Just as I was thinking that, he pulled up.
“Ja, you pretty good skier,” he said when I caught up to him. “We can have some fun.”
“Great.”
He skied. I followed. I had to admit he knew his stuff. He found great snow and I felt perfectly safe. Twice he stopped and had us skirt a slope because he thought the snow was avalanche-prone. The third time we stopped he took a pair of binoculars out of his pack. He looked out across the mountains, searched, focused, found something, and then handed them to me.
“You see, up there,” he pointed toward St. Anton and I thought I recognized the Valuga way in the distance. “From there, that is where the avalanche came. You see, almost the whole mountainside, it came down for us.”
&nb
sp; What looked like a shadow might have been the area he meant. I certainly couldn’t tell and I don’t think he really could either. But it was clear that he liked talking about his avalanche run and he assumed that I wanted to hear about it and that I was after a vivid vicarious thrill from seeing the site of sudden death, even at this distance.
“See the point there? That’s where we were. There is a ridge you can’t see from here, behind the mountain. That was safety. Anyone who could ski to that ridge before the avalanche, they could live.”
He was proud. Like a matador. Why not? If Hemingway was right and courage is grace under pressure, then surely retaining your skill while a mountainside that wants to be a runaway freight train is rushing downhill at you certainly qualifies. If Hemingway was right, we also must assume that fishing and suicide are the zenith of human existence.
Hans turned and headed down a new slope. It was both south facing and open to the wind. The result was a crust on top of soft snow. Crust is the trickiest of all snow conditions. If it’s thick enough to support your weight then you ski it very gently, weighting your skis evenly, skidding your turns with as little force as possible and almost no up-down motion. Breakable crust, and it can switch from one to the other instantly, requires exactly the opposite approach. You must crash through and jump out of it. And you must have faith, a belief that your skis will perform as they should in spite of every effort of the conditions to trap them. They will perform. I’ve seen other people do it lots of times. I’ve even done it myself sometimes. This time my faith faltered, or I rushed a turn, or caught an edge, jumped too hard or not hard enough, or some damn thing, and went down.
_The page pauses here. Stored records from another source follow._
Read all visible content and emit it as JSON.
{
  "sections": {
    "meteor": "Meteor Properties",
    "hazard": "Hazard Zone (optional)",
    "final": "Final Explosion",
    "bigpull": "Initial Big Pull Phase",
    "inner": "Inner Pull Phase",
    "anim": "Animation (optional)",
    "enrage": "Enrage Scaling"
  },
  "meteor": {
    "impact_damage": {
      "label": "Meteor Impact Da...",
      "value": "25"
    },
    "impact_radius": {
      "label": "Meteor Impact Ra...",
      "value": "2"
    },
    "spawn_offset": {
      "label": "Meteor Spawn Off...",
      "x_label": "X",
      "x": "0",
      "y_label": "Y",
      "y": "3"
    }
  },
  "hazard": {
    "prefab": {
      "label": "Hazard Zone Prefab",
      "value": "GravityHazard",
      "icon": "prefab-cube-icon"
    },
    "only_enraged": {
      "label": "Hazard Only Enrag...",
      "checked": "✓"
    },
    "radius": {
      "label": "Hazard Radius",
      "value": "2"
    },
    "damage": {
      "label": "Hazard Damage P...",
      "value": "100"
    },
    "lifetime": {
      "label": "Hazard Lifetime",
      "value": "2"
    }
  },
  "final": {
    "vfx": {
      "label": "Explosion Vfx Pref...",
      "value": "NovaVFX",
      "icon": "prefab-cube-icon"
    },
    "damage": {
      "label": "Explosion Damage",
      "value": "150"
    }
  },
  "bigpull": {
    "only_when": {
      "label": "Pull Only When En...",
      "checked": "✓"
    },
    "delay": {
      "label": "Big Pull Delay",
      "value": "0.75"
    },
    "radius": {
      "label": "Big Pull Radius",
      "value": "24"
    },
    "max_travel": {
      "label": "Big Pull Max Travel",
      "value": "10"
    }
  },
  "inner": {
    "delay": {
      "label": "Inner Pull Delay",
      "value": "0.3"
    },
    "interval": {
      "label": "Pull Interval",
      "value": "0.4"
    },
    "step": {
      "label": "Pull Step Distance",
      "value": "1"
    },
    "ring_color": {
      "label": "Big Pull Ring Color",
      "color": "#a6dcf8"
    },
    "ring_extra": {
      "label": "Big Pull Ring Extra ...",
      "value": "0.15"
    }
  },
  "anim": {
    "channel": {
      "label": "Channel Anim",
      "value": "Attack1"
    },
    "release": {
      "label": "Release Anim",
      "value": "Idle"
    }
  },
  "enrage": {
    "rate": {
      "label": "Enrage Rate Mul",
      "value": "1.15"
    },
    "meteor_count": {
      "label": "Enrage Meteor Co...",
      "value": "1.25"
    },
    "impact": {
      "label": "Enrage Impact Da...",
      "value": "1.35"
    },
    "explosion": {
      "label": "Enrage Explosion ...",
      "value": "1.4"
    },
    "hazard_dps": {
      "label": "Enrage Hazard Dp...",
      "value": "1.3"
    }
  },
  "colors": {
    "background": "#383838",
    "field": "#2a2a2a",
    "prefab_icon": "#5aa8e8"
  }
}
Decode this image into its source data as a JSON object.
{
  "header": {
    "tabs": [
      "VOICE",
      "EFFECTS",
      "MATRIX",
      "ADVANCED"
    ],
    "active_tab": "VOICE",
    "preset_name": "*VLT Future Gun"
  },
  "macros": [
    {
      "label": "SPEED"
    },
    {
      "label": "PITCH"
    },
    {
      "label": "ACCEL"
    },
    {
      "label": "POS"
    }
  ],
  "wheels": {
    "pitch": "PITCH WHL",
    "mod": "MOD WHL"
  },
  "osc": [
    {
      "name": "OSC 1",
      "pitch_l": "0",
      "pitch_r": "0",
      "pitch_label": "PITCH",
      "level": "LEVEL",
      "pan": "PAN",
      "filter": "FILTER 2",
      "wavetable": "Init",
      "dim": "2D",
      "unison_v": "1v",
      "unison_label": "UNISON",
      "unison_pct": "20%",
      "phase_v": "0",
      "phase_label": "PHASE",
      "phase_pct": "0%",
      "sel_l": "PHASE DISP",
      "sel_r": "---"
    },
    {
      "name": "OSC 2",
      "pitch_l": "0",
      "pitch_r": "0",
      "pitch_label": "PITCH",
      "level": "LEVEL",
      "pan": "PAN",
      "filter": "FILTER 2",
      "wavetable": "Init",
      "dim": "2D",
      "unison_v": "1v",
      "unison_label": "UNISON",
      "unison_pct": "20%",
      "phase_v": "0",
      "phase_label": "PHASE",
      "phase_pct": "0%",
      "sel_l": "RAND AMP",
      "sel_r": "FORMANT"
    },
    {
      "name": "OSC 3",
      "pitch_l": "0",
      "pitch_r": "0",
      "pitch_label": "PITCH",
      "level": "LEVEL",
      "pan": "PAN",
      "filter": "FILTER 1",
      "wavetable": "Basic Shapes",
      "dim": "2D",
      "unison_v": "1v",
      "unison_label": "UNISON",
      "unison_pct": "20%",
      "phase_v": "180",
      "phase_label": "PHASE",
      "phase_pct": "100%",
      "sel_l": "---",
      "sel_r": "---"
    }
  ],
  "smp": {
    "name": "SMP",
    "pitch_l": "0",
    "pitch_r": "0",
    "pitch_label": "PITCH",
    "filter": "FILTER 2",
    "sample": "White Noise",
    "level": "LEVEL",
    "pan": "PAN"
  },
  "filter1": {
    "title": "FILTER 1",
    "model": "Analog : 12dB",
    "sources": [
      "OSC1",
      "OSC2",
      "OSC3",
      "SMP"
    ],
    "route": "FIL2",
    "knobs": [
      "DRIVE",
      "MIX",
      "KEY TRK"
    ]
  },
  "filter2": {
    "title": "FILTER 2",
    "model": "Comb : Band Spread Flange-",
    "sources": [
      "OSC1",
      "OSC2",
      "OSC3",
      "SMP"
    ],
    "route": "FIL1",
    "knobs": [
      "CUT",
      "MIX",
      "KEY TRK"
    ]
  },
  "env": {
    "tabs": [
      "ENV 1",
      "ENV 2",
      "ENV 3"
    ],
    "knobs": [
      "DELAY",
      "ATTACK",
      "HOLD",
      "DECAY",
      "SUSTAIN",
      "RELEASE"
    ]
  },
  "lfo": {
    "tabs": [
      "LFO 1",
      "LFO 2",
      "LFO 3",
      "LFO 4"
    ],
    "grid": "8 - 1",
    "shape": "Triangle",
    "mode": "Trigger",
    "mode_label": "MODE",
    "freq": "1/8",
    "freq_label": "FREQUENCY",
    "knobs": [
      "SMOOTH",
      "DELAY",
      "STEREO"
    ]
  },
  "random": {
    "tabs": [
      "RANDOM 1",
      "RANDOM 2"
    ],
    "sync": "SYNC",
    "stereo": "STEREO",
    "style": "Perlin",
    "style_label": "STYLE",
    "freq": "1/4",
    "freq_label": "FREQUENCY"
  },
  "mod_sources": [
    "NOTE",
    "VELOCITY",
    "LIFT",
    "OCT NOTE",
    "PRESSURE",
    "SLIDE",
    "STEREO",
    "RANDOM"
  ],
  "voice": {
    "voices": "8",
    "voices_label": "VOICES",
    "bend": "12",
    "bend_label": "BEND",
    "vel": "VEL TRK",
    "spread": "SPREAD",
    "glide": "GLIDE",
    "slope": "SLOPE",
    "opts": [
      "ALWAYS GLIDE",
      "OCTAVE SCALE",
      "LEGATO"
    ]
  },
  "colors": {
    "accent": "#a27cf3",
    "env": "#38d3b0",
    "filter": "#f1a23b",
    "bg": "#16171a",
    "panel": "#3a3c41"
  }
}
Hans waited patiently for me. He was pleased. He’d found one of my limits.
I brushed the snow off of my face. I picked up my hat and tried to shake the snow off of the wool. I clomped back up the hill, found where I’d buried my ski, dug it out of the snow, cleared the binding, scraped the snow off of the bottom of my boot, and stepped back in. I took a moment to catch my breath, then skied down to Hans.